Now, based on this chart alone it really does appear that 34% of the citations in the documents studied came from the Bible. That's because they did. And, without Lutz's explanation of this figure, this chart would seem to support Barton's claim that the Bible, more than any other source, influenced the political thought of the founders.

But let's take a look at Lutz's explanation of that chart:

"…From Table 1 we can see that the biblical tradition is most prominent among the citations. Anyone familiar with the literature will know that most of these citations come from sermons reprinted as pamphlets; hundreds of sermons were reprinted during the era, amounting to at least 10% of all pamphlets published.
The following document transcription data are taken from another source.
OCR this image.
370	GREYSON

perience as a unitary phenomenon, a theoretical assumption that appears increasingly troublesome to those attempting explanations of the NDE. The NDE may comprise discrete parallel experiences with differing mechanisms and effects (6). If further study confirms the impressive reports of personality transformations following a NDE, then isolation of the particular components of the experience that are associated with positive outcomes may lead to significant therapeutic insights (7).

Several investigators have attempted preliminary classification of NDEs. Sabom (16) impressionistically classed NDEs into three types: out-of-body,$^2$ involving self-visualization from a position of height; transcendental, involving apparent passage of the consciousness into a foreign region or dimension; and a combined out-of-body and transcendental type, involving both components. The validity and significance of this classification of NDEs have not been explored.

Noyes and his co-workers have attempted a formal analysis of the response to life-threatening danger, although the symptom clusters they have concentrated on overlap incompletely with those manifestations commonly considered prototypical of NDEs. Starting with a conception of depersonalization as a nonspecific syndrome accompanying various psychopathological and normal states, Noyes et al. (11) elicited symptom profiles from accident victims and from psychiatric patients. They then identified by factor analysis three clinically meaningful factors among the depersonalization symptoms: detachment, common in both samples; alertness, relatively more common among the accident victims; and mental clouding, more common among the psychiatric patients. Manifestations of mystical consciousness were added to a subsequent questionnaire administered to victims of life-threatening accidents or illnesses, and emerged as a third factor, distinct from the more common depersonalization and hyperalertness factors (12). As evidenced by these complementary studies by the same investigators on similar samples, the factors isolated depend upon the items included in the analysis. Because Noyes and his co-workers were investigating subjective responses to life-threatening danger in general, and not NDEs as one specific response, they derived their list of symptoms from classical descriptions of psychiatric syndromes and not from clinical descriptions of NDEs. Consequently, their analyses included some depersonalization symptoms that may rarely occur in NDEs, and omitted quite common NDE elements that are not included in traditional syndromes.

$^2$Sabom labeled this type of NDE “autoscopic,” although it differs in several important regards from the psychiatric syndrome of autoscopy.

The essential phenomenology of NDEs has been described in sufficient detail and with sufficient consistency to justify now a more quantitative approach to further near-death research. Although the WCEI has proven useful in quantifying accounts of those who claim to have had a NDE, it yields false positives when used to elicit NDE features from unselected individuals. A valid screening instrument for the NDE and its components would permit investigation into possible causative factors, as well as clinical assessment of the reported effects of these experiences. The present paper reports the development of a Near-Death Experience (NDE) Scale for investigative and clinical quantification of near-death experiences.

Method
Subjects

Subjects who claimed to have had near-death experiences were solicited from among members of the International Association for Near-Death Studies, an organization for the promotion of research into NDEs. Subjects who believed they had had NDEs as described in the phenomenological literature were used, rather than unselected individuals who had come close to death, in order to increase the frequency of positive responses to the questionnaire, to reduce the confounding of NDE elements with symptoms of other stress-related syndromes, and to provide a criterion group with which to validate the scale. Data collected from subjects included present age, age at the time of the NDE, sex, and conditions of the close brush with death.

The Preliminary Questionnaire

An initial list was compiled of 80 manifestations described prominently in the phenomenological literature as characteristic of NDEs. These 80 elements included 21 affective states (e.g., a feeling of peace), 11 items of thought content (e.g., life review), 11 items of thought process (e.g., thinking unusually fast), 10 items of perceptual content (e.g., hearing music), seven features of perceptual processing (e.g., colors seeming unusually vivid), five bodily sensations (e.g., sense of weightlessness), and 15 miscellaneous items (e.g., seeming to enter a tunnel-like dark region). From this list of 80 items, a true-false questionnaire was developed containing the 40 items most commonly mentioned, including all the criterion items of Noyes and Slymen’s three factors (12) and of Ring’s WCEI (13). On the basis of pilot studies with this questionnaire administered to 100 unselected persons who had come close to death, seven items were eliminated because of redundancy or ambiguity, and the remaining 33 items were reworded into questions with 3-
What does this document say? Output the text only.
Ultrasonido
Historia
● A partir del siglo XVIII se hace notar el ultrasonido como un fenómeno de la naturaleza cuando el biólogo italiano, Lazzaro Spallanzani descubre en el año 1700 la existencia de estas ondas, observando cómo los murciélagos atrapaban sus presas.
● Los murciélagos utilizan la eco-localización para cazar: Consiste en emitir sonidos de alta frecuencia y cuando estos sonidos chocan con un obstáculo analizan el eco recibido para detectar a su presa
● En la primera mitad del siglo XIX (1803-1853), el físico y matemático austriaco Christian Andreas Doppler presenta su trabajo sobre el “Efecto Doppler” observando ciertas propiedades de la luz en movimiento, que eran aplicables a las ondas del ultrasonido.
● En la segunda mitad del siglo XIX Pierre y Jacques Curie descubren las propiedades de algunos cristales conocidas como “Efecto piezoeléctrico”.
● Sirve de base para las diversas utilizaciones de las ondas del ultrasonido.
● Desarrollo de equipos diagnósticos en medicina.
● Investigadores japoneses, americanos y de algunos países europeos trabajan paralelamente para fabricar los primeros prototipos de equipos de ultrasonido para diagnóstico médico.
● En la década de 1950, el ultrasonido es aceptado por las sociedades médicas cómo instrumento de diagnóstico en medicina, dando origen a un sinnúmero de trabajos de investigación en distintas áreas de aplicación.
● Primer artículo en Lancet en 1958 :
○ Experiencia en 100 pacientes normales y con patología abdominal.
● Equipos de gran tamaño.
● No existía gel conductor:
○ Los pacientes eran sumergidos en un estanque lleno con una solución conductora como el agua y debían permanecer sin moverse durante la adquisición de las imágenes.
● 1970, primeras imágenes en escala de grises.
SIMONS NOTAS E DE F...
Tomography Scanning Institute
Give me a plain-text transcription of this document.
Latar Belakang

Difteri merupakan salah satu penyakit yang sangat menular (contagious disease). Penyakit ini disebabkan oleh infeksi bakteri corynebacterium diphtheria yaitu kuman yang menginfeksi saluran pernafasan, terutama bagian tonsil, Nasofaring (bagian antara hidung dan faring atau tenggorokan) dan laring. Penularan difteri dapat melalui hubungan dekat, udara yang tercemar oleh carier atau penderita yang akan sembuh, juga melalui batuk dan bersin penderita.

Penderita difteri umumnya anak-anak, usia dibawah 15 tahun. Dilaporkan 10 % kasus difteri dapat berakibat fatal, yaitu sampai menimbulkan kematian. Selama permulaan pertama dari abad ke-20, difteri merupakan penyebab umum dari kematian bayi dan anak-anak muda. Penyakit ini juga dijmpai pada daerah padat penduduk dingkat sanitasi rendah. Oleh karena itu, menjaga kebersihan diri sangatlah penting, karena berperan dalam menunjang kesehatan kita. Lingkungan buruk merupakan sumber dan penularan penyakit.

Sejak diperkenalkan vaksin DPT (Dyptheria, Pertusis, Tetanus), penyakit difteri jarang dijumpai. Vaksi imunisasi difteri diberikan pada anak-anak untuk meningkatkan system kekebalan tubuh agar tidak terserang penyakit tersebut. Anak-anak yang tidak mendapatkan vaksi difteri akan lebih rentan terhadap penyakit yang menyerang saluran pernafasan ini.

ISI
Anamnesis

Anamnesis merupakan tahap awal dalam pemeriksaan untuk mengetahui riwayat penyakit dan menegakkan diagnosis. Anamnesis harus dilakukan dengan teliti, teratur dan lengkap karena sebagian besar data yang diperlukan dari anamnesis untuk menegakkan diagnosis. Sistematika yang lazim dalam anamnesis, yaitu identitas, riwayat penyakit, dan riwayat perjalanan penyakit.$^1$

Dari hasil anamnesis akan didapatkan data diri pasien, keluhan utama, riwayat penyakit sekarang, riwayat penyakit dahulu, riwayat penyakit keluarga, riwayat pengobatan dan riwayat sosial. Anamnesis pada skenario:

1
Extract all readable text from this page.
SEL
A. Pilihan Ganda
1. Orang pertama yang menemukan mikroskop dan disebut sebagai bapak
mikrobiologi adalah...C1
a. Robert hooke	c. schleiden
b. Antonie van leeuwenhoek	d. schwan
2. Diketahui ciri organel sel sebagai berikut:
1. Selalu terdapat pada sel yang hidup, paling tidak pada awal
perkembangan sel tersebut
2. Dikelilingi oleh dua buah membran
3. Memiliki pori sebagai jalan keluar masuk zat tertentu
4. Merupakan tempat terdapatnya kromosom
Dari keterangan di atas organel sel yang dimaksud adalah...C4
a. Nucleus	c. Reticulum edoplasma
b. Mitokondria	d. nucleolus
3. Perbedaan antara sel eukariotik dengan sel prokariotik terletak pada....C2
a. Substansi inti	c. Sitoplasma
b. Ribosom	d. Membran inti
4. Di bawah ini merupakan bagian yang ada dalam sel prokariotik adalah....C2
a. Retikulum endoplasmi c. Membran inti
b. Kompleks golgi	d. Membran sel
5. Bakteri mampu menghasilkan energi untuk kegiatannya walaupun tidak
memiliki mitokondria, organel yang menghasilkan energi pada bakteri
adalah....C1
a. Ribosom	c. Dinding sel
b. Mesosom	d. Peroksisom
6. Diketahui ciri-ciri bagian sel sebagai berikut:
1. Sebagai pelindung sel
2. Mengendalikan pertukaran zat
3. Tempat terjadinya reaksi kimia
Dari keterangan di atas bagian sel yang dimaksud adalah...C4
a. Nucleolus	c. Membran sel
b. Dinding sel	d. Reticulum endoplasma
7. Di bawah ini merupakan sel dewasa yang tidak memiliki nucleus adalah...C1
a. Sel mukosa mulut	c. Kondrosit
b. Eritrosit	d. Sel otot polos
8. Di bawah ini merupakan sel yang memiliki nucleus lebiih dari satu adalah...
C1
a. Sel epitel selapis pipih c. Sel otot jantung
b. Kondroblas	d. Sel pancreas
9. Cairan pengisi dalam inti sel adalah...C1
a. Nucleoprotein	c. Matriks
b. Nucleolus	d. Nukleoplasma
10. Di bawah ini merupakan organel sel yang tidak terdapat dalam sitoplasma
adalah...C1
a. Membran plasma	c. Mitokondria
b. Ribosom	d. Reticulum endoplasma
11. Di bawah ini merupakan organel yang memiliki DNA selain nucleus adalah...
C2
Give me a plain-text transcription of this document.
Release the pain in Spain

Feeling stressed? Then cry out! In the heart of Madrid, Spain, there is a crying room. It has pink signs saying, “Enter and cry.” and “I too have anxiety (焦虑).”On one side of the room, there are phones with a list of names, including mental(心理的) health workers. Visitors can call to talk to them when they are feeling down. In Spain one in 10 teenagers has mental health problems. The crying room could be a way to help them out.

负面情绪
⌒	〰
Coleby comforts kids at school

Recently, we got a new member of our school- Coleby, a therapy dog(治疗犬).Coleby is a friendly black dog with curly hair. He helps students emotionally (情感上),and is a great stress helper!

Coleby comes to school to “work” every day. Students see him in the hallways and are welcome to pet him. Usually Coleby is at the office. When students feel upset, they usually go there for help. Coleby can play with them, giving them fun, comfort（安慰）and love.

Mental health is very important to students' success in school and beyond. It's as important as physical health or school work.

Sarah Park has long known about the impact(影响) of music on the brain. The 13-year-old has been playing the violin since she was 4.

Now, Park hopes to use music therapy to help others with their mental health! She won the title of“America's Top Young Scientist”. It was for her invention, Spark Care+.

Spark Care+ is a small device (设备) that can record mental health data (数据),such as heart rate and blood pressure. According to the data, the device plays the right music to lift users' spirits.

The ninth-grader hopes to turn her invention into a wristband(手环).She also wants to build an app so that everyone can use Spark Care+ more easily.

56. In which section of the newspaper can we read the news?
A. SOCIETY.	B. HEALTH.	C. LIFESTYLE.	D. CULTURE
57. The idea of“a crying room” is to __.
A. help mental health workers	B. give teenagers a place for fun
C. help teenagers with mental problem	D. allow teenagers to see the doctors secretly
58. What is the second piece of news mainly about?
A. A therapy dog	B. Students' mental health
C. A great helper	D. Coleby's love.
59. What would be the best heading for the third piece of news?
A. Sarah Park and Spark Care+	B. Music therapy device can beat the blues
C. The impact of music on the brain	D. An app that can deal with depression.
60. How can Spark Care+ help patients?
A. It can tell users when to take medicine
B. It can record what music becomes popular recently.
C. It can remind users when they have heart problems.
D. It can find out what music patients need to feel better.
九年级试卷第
These reprinted sermons accounted for almost three-fourths of the biblical citations…"

So, in other words, about three-quarters of all the Bible citations that make up that 34% came from sermons, a sub-category of just one of the categories of the types of documents used in the study, and "anyone familiar with the literature," as Barton incessantly claims to be, would know that. And this bumps the Bible down into the range of classical influences for all the documents that weren't sermons, and moves the enlightenment and whig influences into the number one and two spots for all the documents that weren't sermons.

But, of all the findings in this study that are omitted by Barton and the other revisionists, none are nearly as important as those found in the section of Lutz's article titled "The Pattern of Citations from 1787 to 1788."

As seen in the first chart, Lutz broke down the number of citations from all sources by decade.

Lutz chart 2

But, in addition to this, he also singled out the writings from 1787 and 1788, the crucial two year period when our government was actually being formed. The revisionists completely omit this part of the study. Why? Because Lutz found hardly any biblical citations during the time that the Constitution was being written and debated in the press, and, on top of that, not a single one of these biblical references were found in any of the federalist writings in support of the Constitution. The only ones he found were used by the anti-federalists to argue against the Constitution.